All analyses were performed using IBM SPSS Statistics v25 and RStudio Version 1.1.456. To ensure that participants’ data reflected a sufficient level of engagement to the task, in the same way as a previous study85, those who repeated previously rewarded second-step responses at a rate less than 50%, those who did not answer before the deadline more than 20 times, and those who did not try every image in each stage were removed from the data analyses. This resulted in the removement of 4 subjects. Groups were compared on each clinical variable (e.g., depression, anxiety, impulsivity, stress) by using t-tests or non-parametric tests, where appropriate.

A mixed logistic regression was carried out to analyze the influence of group (PG, CP), of previous transition type (common, rare) and of previous outcome (reward, no reward) on the probability to maintain a previous trial first step choice (stay, switch). As MB and MF learning predicting distinct patterns of first-stage repetitions to the previous trial’s events (reward and transition type), this analysis allowed for a quantitative evaluation of their contribution to the trial-by-trial learning.

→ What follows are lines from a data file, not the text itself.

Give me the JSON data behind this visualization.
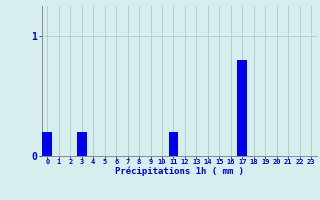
{
  "hours": [
    0,
    1,
    2,
    3,
    4,
    5,
    6,
    7,
    8,
    9,
    10,
    11,
    12,
    13,
    14,
    15,
    16,
    17,
    18,
    19,
    20,
    21,
    22,
    23
  ],
  "values": [
    0.2,
    0.0,
    0.0,
    0.2,
    0.0,
    0.0,
    0.0,
    0.0,
    0.0,
    0.0,
    0.0,
    0.2,
    0.0,
    0.0,
    0.0,
    0.0,
    0.0,
    0.8,
    0.0,
    0.0,
    0.0,
    0.0,
    0.0,
    0.0
  ],
  "bar_color": "#0000ee",
  "background_color": "#d6eeee",
  "grid_color": "#aacccc",
  "xlabel": "Précipitations 1h ( mm )",
  "xlabel_color": "#0000cc",
  "tick_color": "#0000cc",
  "ytick_val": 1.0,
  "ylim": [
    0,
    1.25
  ],
  "xlim": [
    -0.5,
    23.5
  ],
  "figsize": [
    3.2,
    2.0
  ],
  "dpi": 100
}
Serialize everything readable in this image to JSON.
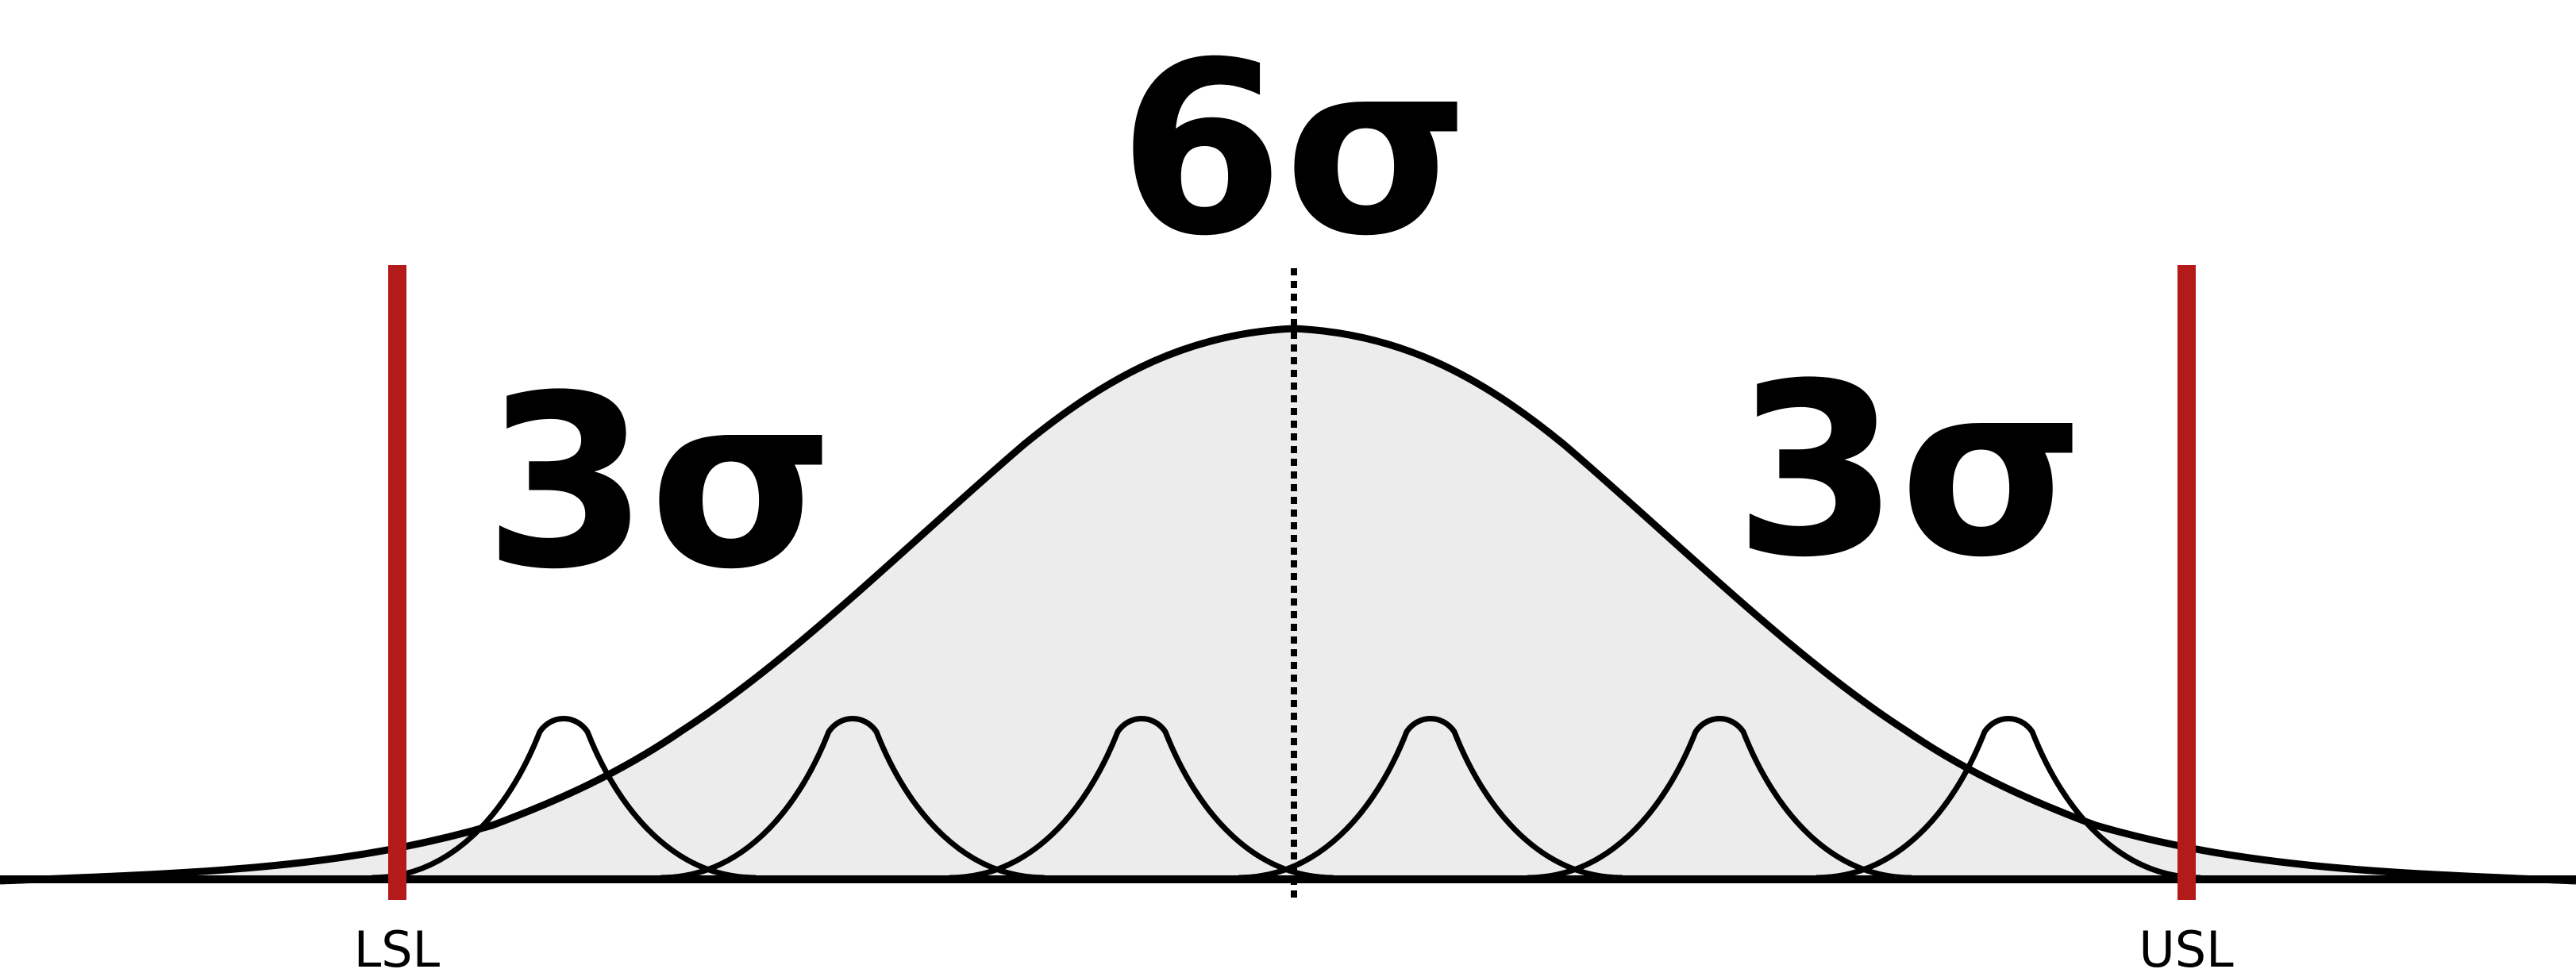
{
  "title": "6σ",
  "left_region_label": "3σ",
  "right_region_label": "3σ",
  "lower_limit_label": "LSL",
  "upper_limit_label": "USL",
  "colors": {
    "curve_fill": "#ececec",
    "curve_stroke": "#000000",
    "limit_line": "#b51a1a",
    "background": "#ffffff"
  },
  "small_distribution_count": 6
}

A pure MF strategy rends the first stage choice only impacted by the previous trial’s outcome, independently of the previous trial’s transition type, thus predicting only a main effect of the outcome. On the other hand, a pure MB strategy predicts an interaction between the outcome and the transition type85. Secondly, in order to test our hypothesis that PG had a more pronounced MB impairment after unrewarded trials, we performed two more logistic regressions, separately examining trials following a reward and trials following the absence of reward.

To assess further decision strategies based on reaction times, a mixed ANOVA with the current trial’s transition type (rare, common) as within-factor in PG and CP as between-factor was performed on the second stage response time. Indeed, the difference between second-stage RTs after common versus rare transitions reflects the level of involvement of MB control48,49.

To examine the influence of clinical status other than gambling disorder on decisional strategy on the two-step task, each clinical variable that discriminate the two groups was added separately to the mixed logistic regression.